Timeline on Antitrust Lawsuit for Blocking Price Competition

The State of California sued Amazon in September 2022 for violating state antitrust law, alleging that the retail giant prevents price competition on its platform by prohibiting sellers on its marketplace from offering lower prices elsewhere.

The suit alleges that Amazon uses its dominance of the online retail market to coerce third-party sellers and wholesalers into anticompetitive agreements that penalize sellers for selling their products at a cheaper price anywhere else, including their own websites. The effects, the complaint alleges, are Amazon-imposed “price floors.”

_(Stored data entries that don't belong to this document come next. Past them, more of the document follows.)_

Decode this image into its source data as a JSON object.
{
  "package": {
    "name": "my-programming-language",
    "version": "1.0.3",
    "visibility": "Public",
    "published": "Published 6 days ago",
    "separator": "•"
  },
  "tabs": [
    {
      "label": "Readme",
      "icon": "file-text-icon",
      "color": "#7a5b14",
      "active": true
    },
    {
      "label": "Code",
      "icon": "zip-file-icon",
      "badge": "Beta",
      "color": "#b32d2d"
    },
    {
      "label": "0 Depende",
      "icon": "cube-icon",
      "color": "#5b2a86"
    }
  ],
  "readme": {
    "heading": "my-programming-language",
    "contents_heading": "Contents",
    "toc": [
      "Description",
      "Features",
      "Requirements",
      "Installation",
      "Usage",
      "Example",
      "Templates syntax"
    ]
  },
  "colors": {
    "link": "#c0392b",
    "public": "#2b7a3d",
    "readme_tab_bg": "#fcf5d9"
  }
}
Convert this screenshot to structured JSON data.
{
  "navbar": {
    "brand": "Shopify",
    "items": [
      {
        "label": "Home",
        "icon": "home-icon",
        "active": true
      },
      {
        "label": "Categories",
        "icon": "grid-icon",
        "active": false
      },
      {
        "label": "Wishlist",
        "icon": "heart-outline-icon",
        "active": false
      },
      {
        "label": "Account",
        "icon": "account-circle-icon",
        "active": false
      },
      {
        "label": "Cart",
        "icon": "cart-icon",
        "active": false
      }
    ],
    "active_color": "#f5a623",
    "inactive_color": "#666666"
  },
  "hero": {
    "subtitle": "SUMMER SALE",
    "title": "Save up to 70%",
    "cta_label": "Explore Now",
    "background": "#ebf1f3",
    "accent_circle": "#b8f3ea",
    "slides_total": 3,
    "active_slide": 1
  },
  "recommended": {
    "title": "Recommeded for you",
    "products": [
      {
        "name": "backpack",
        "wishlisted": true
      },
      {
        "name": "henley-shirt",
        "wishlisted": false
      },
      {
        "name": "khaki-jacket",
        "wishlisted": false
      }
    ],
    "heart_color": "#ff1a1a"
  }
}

Amazon’s “price parity agreements” for its third-party sellers were previously removed from Amazon’s Marketplace agreement after calls from Congress to investigate in 2019, but California alleges that Amazon continues to penalize sellers who discount their products off Amazon, restricting their access to important Amazon marketplace features.

The complaint says that Amazon also forces wholesale suppliers into “minimum margin agreements.” These agreements say that, if Amazon finds a wholesaler’s product for a lower price somewhere else, Amazon will lower its own prices but require that the wholesalers pay to make up the difference. This also has the effect, the suit says, of preventing Amazon’s competitors from lowering their prices.

The lawsuit asks the Court to impose financial penalties on Amazon and stop it from continuing its anticompetitive behavior.

California Suit

2022
September 14

California Files Suit

California sues Amazon in San Francisco Superior Court for violating the state’s antitrust law.